The report says the rebels have been recruiting massively from Rwandan refugee camps in Uganda, particularly in Nakivale and Kyaka II camps, “under the noses of the Ugandan military which is supposed to have been preventing this.”
Uganda army (UPDF) and defence spokesperson, Lt. Col Felix Kulayigye, told The New Times that the claims have ‘no speck of truth’ but noted that investigations into the matter would be launched to bring things to light.
“It is absolute nonsense – we as the UPDF are well known to be behind Rwanda in fighting Interahamwe or FDLR. We would be the last people to support Interahamwe,” Kulayigye said, adding that his country supports the Rwandan government’s efforts in repatriating the refugees.
He pointed an accusing finger at the UN refugee agency, the UNHCR, saying: “The UNHCR should tell us – they are in charge of these camps, there is no military presence in the camps.”

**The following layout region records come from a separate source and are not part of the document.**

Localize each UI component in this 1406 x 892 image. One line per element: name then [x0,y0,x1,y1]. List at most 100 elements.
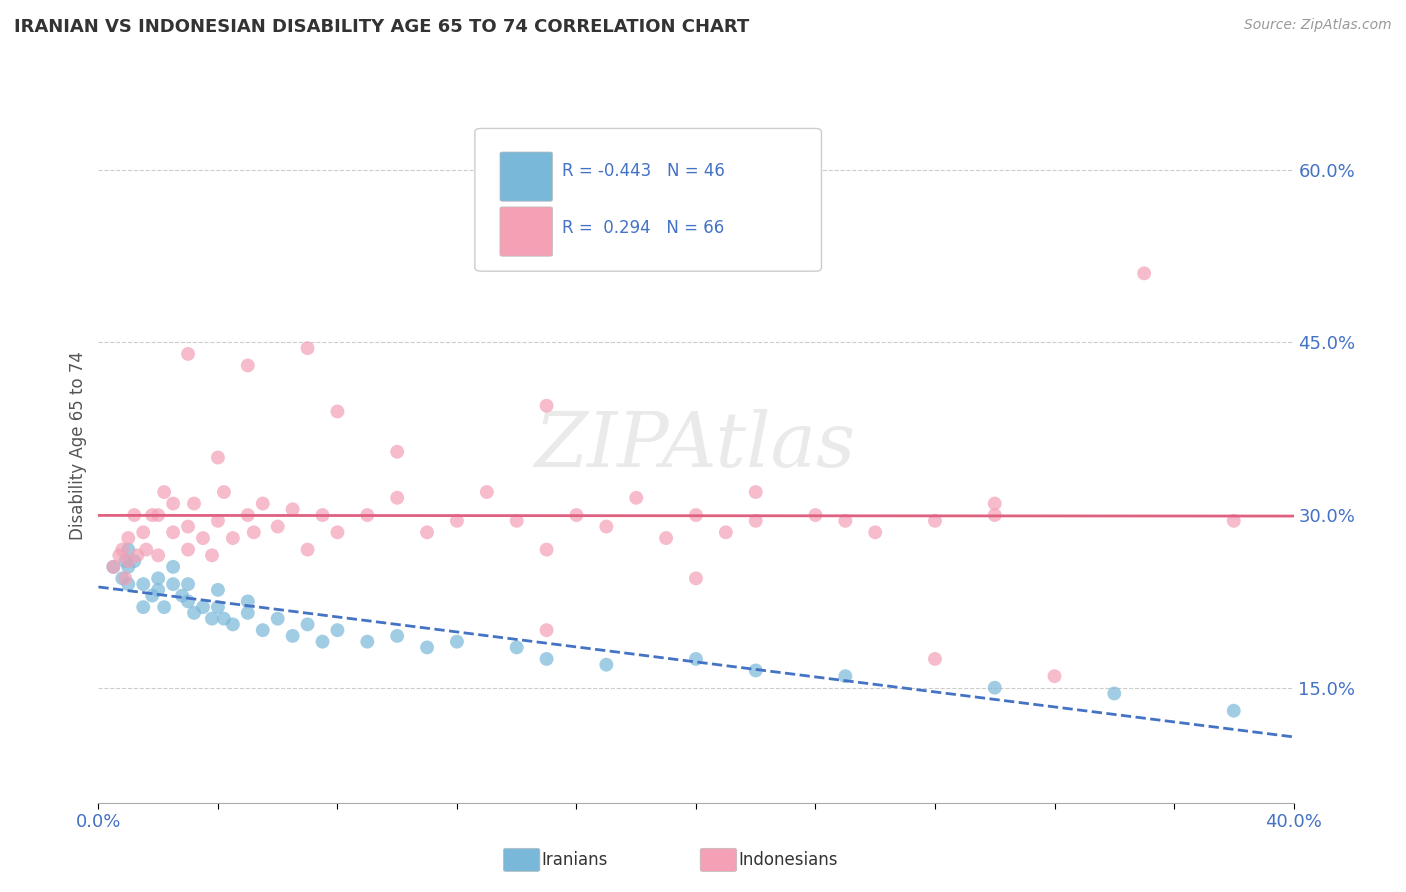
Point [114,554,136,568]
Point [626,491,648,505]
Point [162,577,184,591]
Point [1043,669,1066,683]
Point [326,623,349,637]
Point [356,508,378,522]
FancyBboxPatch shape [501,207,553,256]
Point [834,669,856,683]
Point [252,623,274,637]
Point [117,542,139,557]
Point [685,571,707,585]
Point [1104,686,1126,700]
Point [153,485,176,500]
Point [127,549,149,563]
Point [446,514,468,528]
Text: R = -0.443   N = 46: R = -0.443 N = 46 [562,162,725,180]
Point [117,577,139,591]
Point [416,525,439,540]
Point [536,652,558,666]
Point [236,594,259,608]
Point [236,606,259,620]
Point [267,519,290,533]
Point [685,652,707,666]
Point [148,571,170,585]
Point [191,531,214,545]
Point [141,589,163,603]
Point [924,514,946,528]
Point [191,600,214,615]
Point [148,549,170,563]
Point [924,652,946,666]
Point [834,514,856,528]
Point [114,571,136,585]
Point [183,606,205,620]
Point [804,508,827,522]
Point [385,444,409,458]
Point [124,508,146,522]
Point [148,508,170,522]
Y-axis label: Disability Age 65 to 74: Disability Age 65 to 74 [69,351,87,541]
Point [243,525,266,540]
Point [745,514,768,528]
Point [222,617,245,632]
Point [385,629,409,643]
Point [595,657,617,672]
FancyBboxPatch shape [501,152,553,202]
Point [108,549,131,563]
Point [153,600,176,615]
Point [103,559,125,574]
Point [281,502,304,516]
Point [111,571,134,585]
Point [222,531,245,545]
Point [124,554,146,568]
Point [177,519,200,533]
Point [565,508,588,522]
Point [162,497,184,511]
Point [252,497,274,511]
Point [1223,704,1246,718]
Point [212,612,235,626]
Point [267,612,290,626]
Point [207,582,229,597]
Point [984,681,1007,695]
Point [685,508,707,522]
Text: Indonesians: Indonesians [738,851,838,869]
Point [745,485,768,500]
Point [201,612,224,626]
Point [207,450,229,465]
Point [201,549,224,563]
Point [506,640,529,655]
Point [536,399,558,413]
Point [207,514,229,528]
Point [162,559,184,574]
Point [135,542,157,557]
Point [177,577,200,591]
Point [177,542,200,557]
Point [416,640,439,655]
Text: Source: ZipAtlas.com: Source: ZipAtlas.com [1244,18,1392,32]
Point [236,508,259,522]
Point [117,559,139,574]
Point [297,341,319,355]
Point [177,347,200,361]
Point [536,542,558,557]
Point [311,508,333,522]
Point [326,404,349,418]
Point [446,634,468,648]
Point [1133,266,1156,280]
Point [506,514,529,528]
Point [103,559,125,574]
FancyBboxPatch shape [475,128,821,271]
Point [311,634,333,648]
Point [326,525,349,540]
Point [183,497,205,511]
Point [111,542,134,557]
Point [148,582,170,597]
Point [536,623,558,637]
Point [297,617,319,632]
Point [132,525,155,540]
Point [172,589,194,603]
Point [475,485,498,500]
Point [865,525,887,540]
Point [141,508,163,522]
Point [162,525,184,540]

The FDLR is an outfit that operates in the eastern DRC and it is mainly composed of elements responsible for the 1994 Genocide against Tutsi.
The report details a vast international network that allegedly includes Spanish charities, Ukrainian arms dealers, corrupt African officials and even secret North Korean weapons shipments. It also names neighbours Burundi and Tanzania as having dealings with FDLR.
Rwanda army spokesperson Maj. Jill Rutaremara declined to comment on the allegations against the country’s neighbours, referring this reporter to the implicated countries because as he said, “they are the ones in position to clarify on what they are allegedly doing.”